Last month, after a series of attacks, Prime Minister Rishi Sunak said American XL Bully dogs would be added to the dangerous dog list by the end of the year, calling the breed a “danger to our communities.”
Earlier this month, a woman was injured after being attacked by her own American XL thug in Norfolk.
Meanwhile, 11-year-old student Ana Paun was attacked by a dangerous XL bully, which pounced on her as she lay unleashed in a bus stop in Birmingham as she walked home from candy shopping with her sister.
Speaking exclusively to MailOnline, traumatized Ana said: “The dog just came at me out of nowhere.”
“I went to the store with my older sister and the dog was with its owner, who was standing at a bus stop.
“The dog was staring at me and as I approached, he suddenly jumped up and bit me on the arm. He didn’t take his eyes off me and continued to stare while he bit.”
“It kind of stuck to my arm and wouldn’t let me go. ‘I screamed as loud as I could.’
Ana Paun was shopping with her 18-year-old sister last month when the powerful bulldog jumped out of a bus stop at them
Last month Ian Price, a 52-year-old man from Staffordshire, died in hospital after being attacked by two American XL thugs.
In November last year, 10-year-old Jack Lis was killed by an American XL thug at a friend’s house in South Wales.
The dog’s owners, Amy Salter and Brandon Haydon, were jailed as a result of the attack.
As the government prepares to ban the breed, Brits continue to be reminded of the dangers of the XL Bully.
Just yesterday, shocking footage showed police attacking wild XL bully dogs with riot shields and lasso sticks after officers carried out 800 encounters in just four months.
West Midlands Police’s dangerous dog handlers team said they seized almost 100 out-of-control dogs between April and July this year.
Footage released by police showed an XL bully growling as it paced back and forth in a rubbish-strewn garden – before an officer could be heard saying “good shot” after the huge 60kg dog was stunned with an arrow .
Last month, after a series of attacks, Prime Minister Rishi Sunak said American XL Bully dogs would be added to the dangerous dog list by the end of the year, calling the breed a “danger to our communities.” (File image of XL Bully)

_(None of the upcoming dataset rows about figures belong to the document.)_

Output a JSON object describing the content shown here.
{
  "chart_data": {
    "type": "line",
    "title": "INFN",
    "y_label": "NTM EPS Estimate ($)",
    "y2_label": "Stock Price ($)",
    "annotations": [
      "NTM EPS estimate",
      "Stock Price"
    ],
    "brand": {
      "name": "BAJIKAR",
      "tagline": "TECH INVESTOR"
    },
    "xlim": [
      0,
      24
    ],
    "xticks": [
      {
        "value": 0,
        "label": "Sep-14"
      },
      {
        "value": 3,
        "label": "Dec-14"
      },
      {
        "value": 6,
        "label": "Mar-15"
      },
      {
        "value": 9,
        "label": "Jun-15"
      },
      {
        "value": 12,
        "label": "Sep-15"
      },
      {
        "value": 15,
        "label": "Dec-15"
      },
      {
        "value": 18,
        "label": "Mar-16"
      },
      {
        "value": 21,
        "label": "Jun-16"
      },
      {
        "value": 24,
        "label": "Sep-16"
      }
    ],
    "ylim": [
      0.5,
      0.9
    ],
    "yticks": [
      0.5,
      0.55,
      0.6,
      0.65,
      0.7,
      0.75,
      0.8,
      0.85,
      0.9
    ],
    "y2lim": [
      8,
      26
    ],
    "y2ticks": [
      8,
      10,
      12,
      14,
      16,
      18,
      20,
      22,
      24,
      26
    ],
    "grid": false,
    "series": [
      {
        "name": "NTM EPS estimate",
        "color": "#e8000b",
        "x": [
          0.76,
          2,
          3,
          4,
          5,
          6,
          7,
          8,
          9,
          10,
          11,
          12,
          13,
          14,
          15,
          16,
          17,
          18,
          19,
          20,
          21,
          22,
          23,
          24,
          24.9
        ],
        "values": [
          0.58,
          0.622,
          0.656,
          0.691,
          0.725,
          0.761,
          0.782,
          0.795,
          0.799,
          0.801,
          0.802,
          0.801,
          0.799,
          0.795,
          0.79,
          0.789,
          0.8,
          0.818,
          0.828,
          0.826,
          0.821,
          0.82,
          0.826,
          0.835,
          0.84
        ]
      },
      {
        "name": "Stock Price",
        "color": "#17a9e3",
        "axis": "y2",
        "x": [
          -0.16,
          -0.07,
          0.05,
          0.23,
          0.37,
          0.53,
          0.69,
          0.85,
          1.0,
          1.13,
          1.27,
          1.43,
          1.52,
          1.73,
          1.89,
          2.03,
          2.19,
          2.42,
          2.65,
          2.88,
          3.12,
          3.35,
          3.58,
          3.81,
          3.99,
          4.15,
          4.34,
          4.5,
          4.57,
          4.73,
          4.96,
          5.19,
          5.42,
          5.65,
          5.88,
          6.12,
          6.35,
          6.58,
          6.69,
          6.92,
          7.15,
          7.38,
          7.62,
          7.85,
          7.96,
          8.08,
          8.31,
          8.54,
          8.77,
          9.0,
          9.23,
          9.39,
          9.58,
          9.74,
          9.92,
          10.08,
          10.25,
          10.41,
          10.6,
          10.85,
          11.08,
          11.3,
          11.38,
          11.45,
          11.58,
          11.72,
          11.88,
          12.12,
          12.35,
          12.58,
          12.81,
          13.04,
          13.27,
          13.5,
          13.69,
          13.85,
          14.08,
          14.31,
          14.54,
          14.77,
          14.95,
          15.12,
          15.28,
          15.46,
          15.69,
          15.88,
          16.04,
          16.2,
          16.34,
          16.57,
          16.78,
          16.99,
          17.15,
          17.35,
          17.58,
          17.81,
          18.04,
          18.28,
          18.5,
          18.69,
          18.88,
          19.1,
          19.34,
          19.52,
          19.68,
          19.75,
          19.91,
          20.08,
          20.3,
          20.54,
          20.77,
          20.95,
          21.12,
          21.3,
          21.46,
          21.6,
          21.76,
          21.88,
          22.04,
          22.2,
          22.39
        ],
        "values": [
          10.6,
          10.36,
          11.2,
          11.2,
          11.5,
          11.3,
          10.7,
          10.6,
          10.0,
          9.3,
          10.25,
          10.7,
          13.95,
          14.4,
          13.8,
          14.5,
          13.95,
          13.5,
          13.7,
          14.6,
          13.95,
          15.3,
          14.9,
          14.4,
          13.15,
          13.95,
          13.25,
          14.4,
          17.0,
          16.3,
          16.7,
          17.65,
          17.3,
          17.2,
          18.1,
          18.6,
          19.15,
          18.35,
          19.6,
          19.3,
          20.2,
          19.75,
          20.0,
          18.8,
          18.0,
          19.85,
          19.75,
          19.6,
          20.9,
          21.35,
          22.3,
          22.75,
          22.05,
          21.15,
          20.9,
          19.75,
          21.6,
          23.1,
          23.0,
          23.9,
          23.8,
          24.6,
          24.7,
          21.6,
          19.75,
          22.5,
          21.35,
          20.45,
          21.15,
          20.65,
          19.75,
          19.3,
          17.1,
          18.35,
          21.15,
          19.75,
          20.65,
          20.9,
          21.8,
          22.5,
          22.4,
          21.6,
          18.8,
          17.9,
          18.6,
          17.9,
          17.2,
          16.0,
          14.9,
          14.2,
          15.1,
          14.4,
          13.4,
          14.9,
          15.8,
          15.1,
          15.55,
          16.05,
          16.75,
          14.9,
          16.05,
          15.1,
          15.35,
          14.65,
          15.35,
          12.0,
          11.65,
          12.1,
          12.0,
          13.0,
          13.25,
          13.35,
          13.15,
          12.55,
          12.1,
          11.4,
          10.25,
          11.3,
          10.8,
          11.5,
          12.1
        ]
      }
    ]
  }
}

In addition to the pit bull, three other traditional fighting breeds are banned: the Japanese Tosa (pictured), the Dogo Argentino and the Fila Brasileiro
You can see a Dogo Argentino running through a field. The dog was banned because of its use in martial arts
The Fila Brasileiro, originally from Brazil, was the other breed banned in 1991
It came just a week after an XL bully mauled an 18-year-old boy outside a block of flats in Scotland – one of the latest incidents in a wave of attacks that has hit people by the soon-to-be banned breed.
In a video, he can be seen lying helpless on the ground as the dog bites him relentlessly.
The young man was taken to hospital for emergency treatment after being mauled by the brown and white hunting dog last week.
This comes just days after a woman in her 60s was mauled by her pet XL Bully – which she adopted from Dogs Trust less than a month ago – before it ran into a nearby primary school.
The Environment Secretary said this week that the UK government is “pretty close” to pushing ahead with a proposed ban on the breed.
Therese Coffey said she believed a “good definition” of the type of dog had been agreed and only “a few other things” such as compensation still needed to be signed.
Ms Coffey said the British government estimated there were about 10,000 American XL bullies in the UK, while animal welfare group Blue Cross estimated closer to 15,000.
Dog legislation officer Paul Jameson told the BBC that assessing XL bullies will be challenging.
“We don’t have exact numbers on how many of these dogs there actually are,” he said. “I would say there are thousands.”